Mas como Poços de Caldas não era apenas uma cidade que nascia através do sofrimento de vários doentes, tão logo, tornou-se freqüente a propaganda metaforizada de outros poetas, entre esses, àquele Coelho Netto, que a comparava à “água da Juvencia”, cujo banho de enxofre provocava a sensação “da macieza de um banho de leite”.167

Assim, como água de cura e de juventude, os banhos antes indicados apenas por médicos cresciam em notoriedade, graças às palavras proféticas desses literatos, que ao visitarem a estação da cura, deixavam e levavam consigo, as mais agradáveis, inebriantes e esquisitas sensações daquele banho quente.
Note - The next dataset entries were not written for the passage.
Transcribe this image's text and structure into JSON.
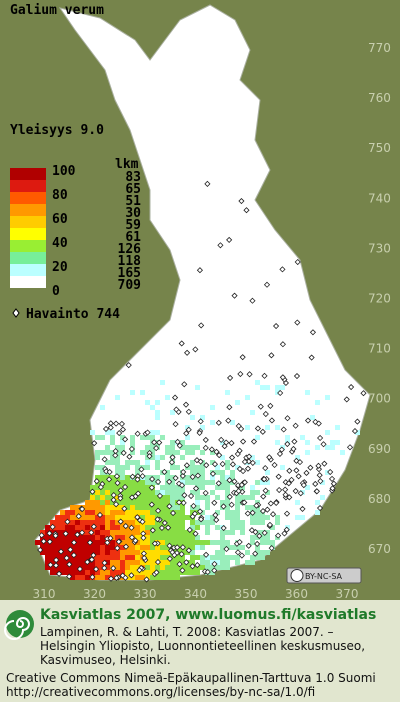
{
  "title": "Galium verum",
  "frequency": "Yleisyys  9.0",
  "legend": {
    "scale_labels": [
      100,
      80,
      60,
      40,
      20,
      0
    ],
    "count_header": "lkm",
    "counts": [
      83,
      65,
      51,
      30,
      59,
      61,
      126,
      118,
      165,
      709
    ]
  },
  "observations": "Havainto  744",
  "grid": {
    "y_labels": [
      770,
      760,
      750,
      740,
      730,
      720,
      710,
      700,
      690,
      680,
      670
    ],
    "x_labels": [
      310,
      320,
      330,
      340,
      350,
      360,
      370
    ]
  },
  "badge": "BY-NC-SA",
  "footer": {
    "heading": "Kasviatlas 2007, www.luomus.fi/kasviatlas",
    "lines": [
      "Lampinen, R. & Lahti, T. 2008: Kasviatlas 2007. –",
      "Helsingin Yliopisto, Luonnontieteellinen keskusmuseo,",
      "Kasvimuseo, Helsinki.",
      "Creative Commons Nimeä-Epäkaupallinen-Tarttuva 1.0 Suomi",
      "http://creativecommons.org/licenses/by-nc-sa/1.0/fi"
    ]
  }
}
Esse sentimento deleitoso de bem-estar despertado nas pessoas que usavam essas fontes de águas termais,já era recorrente nas inúmeras lendas de fontes poéticas e curativas da mitologia grega. Aganipe, Patras, Hebe e Juno168 enquanto lendas significavam o poder simbólico de suas águas metamorfoseadas nas figuras da juventude, da beleza, da criação divina e do restabelecimento da virgindade. A lenda da fonte Hipocrene ou fonte do cavalo, é aquela que explica o surgimento das fontes termais e suas virtudes terapêuticas, quando Pégaso, o cavalo alado, acerta um coice no monte Hélicon. Após a patada mitológica segundo a lenda, o monte fez jorrar séculos afora, essa água quente repleta de poderes curativos.